La Petite sirène de Copenhague qualifiée de “poisson raciste”

Petite sirène

La statue de la Petite Sirène à Copenhague a été gribouillée vendredi avec les mots “poisson raciste”, un énième acte de vandalisme qui cible le monument le plus célèbre de la capitale danoise.

La police a déclaré qu’elle n’avait pas encore identifié les auteurs de cet acte ayant visé la sculpture en bronze perchée sur un rocher dans la mer au large d’une jetée à Copenhague.

“Nous considérons cela comme du vandalisme et nous avons ouvert une enquête”, a déclaré un porte-parole de la police.

Les manifestants du mouvement Black Lives Matter à travers le monde se sont ralliés ces derniers mois contre les statues de personnages historiques qui ont joué un rôle dans l’oppression raciste, comme les marchands d’esclaves et les colonialistes, mais la Petite sirène n’a pas fait partie de ce débat.

Selon la police, d’autres statues autour de Copenhague ont également été vandalisées avec “diverses phrases”, dont celle du missionnaire Hans Egede, qui a lancé les efforts de la mission luthérienne au Groenland, et celle du Mahatma Gandhi dans la partie nord-ouest de la ville.

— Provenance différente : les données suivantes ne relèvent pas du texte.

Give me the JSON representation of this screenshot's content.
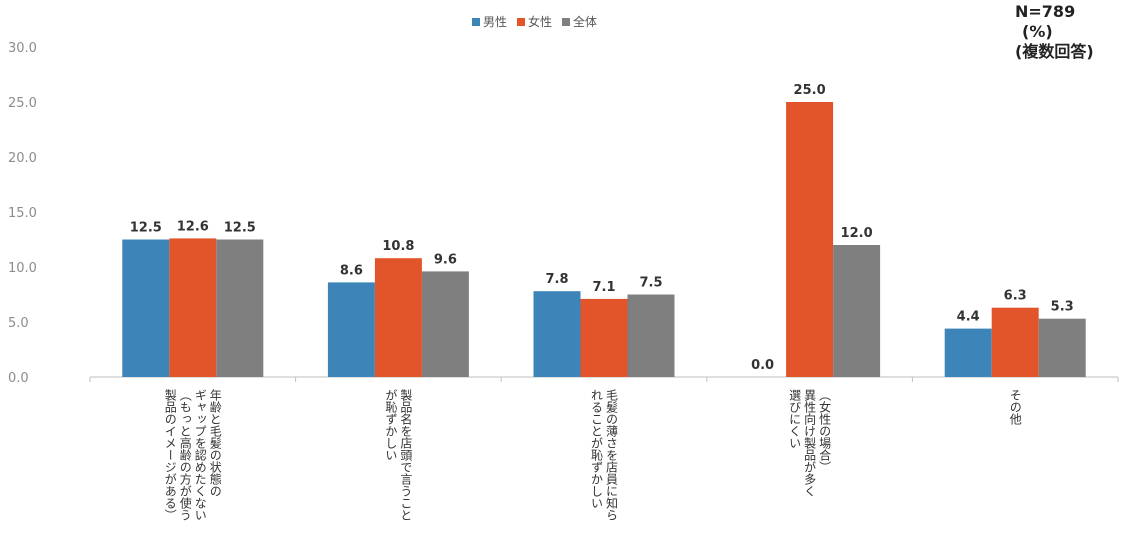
{
  "annotations": {
    "n_label": "N=789",
    "unit_label": "(%)",
    "note_label": "(複数回答)"
  },
  "colors": {
    "男性": "#3d85b9",
    "女性": "#e2542a",
    "全体": "#7f7f7f",
    "axis": "#bfbfbf",
    "tick_text": "#8c8c8c",
    "value_text": "#333333"
  },
  "chart_data": {
    "type": "bar",
    "title": "",
    "xlabel": "",
    "ylabel": "",
    "ylim": [
      0,
      30
    ],
    "yticks": [
      "0.0",
      "5.0",
      "10.0",
      "15.0",
      "20.0",
      "25.0",
      "30.0"
    ],
    "grid": false,
    "legend_position": "top-center",
    "categories": [
      [
        "年齢と毛髪の状態の",
        "ギャップを認めたくない",
        "（もっと高齢の方が使う",
        "製品のイメージがある）"
      ],
      [
        "製品名を店頭で言うこと",
        "が恥ずかしい"
      ],
      [
        "毛髪の薄さを店員に知ら",
        "れることが恥ずかしい"
      ],
      [
        "（女性の場合）",
        "異性向け製品が多く",
        "選びにくい"
      ],
      [
        "その他"
      ]
    ],
    "series": [
      {
        "name": "男性",
        "values": [
          12.5,
          8.6,
          7.8,
          0.0,
          4.4
        ]
      },
      {
        "name": "女性",
        "values": [
          12.6,
          10.8,
          7.1,
          25.0,
          6.3
        ]
      },
      {
        "name": "全体",
        "values": [
          12.5,
          9.6,
          7.5,
          12.0,
          5.3
        ]
      }
    ]
  }
}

Visitée par un million de touristes par an, la Petite sirène, qui ne fait que 1,25 m de haut pour un poids de 175 kg, tire son attraction d’une représentation du personnage du conte éponyme du célèbre romancier danois Hans Christian Andersen (1805/1875), mais aussi du dessin animé de Walt Disney.

Commandée en 1909, la statue, sculptée par Edward Eriksen et érigée en août 1913, elle raconte d’abord un conte de fées, écrit en 1887, celui de l’histoire d’une sirène malheureuse qui rêve de pouvoir marcher sur la terre ferme pour rejoindre son amoureux, en sacrifiant ainsi sa vie dans la mer.

Plusieurs fois vandalisée et à chaque fois restaurée, elle a vu sa tête sciée en avril 1964, pour en retrouver une autre plus tard, puis son bras droit enlevé et rendu deux jours plus tard (juillet 1984). En 1990, on échoua à lui enlever la tête encore une fois, tout en laissant une coupure de 18 cm dans le cou.

En janvier 1998, elle fut décapitée pour la seconde fois : Les coupables ne furent jamais identifiés, mais la tête fut rendue anonymement, et remise en place en février. Poussée à la mer à plusieurs reprises, barbouillé plusieurs fois de différentes couleurs, elle aurait été “probablement” dynamitée, le 11 septembre 2003, pour l’arracher à son socle.